D’abord des sensations fortes racontées comme je les ai éprouvées en goûtant ensemble deux vins opposés. Faut-il de ce fait participer à la polémique sur l’évolution du goût du vin ? Ne produisant pas de vin, ne commercialisant pas de vins, je n’ai pas de thèse à défendre.
Chaque vigneron fait ce qu’il croit bon et le marché tranche. Me trouvant parfois immergé au sein de débats sur l’évolution du vin, je verse ce petit exemple que j’ai outré à plaisir comme un chef épice un plat pour exciter le goût. Je ne partirai pas en croisade, à chacun son domaine. Le mien est celui des vins anciens dont je me fais volontiers le chantre, et celui de la haute gastronomie que j’admire et soutiens. De très grands noms du vin se battent pour la préservation de l’authenticité et pour que la technique soit au service du terroir et pas l’inverse. Le combat se gagne plus dans le verre que sur le papier. Après ces longs prolégomènes,j’ajoute mon historiette.

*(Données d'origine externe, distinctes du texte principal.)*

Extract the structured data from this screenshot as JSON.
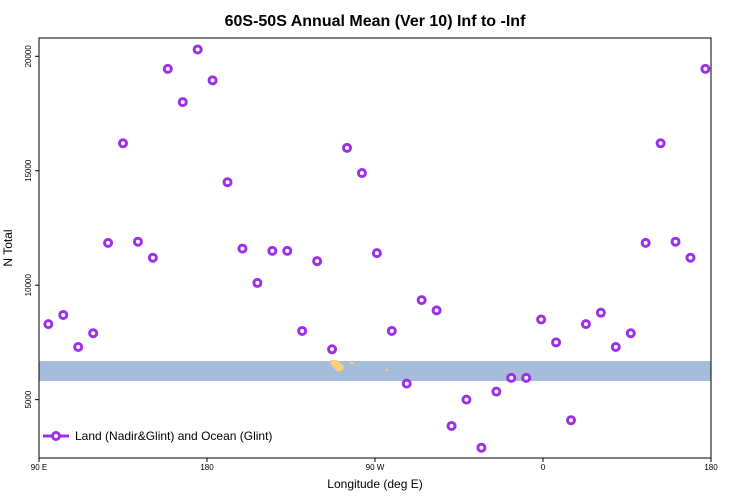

Lors d’un dîner fort simple mais fort bon, on commence par un Chablis Grenouilles la Chablisienne 1996. C’est bon et c’est goulu, mais c’est plus premier cru que grand cru. Il manque une petite folie à ce vin bien fait. Puis on me fait découvrir à l’aveugle Almaviva Baron Ph. de Rothschild 1998. Ça démarre comme un bourguignon qui aurait du nerf, avec un zeste de Roussillon. On ne peut pas dire que ce n’est pas plaisant, mais pour moi, cela tient de l’infusion de copeaux. Puis arrive le révélateur : un Cornas Robert Michel 1982 (Grand vin des Cotes du Rhône) servi quasi simultanément. Pour le collectionneur que je suis, je ne mourrai pas si je rate un Cornas, et je ne vis pas enchaîné aux grilles de la propriété de Robert Michel pour être sûr d’avoir mon quota annuel. Mais la révélation était là : c’était du vin !! L’Almaviva, c’est une montagne de technologie, c’est la déforestation de toute l’Amérique du Sud, mais, excusez ce propos assassin, c’est de la tendance, ce n’est pas du vin. Et au nez, aux lèvres, ce Cornas de 20 ans avait tout d’un vin de bonheur, il iodlait dans la bouche, quand l’Almaviva nous soûlait de copeaux. J’ai donc compris la fureur d’Aimé Guibert de Daumas Gassac, j’ai compris la véhémence des vignerons de terroir, mais j’ai aussi entrevu par l’exemple tout ce qui passionne ces belles querelles. Il vaut mieux du terroir que de la technologie. Et même si l’on a le terroir, il faut modérer la technologie. Mais je ne veux pas aller plus loin, car il y a mille experts plus compétents pour dire quelle est la voie.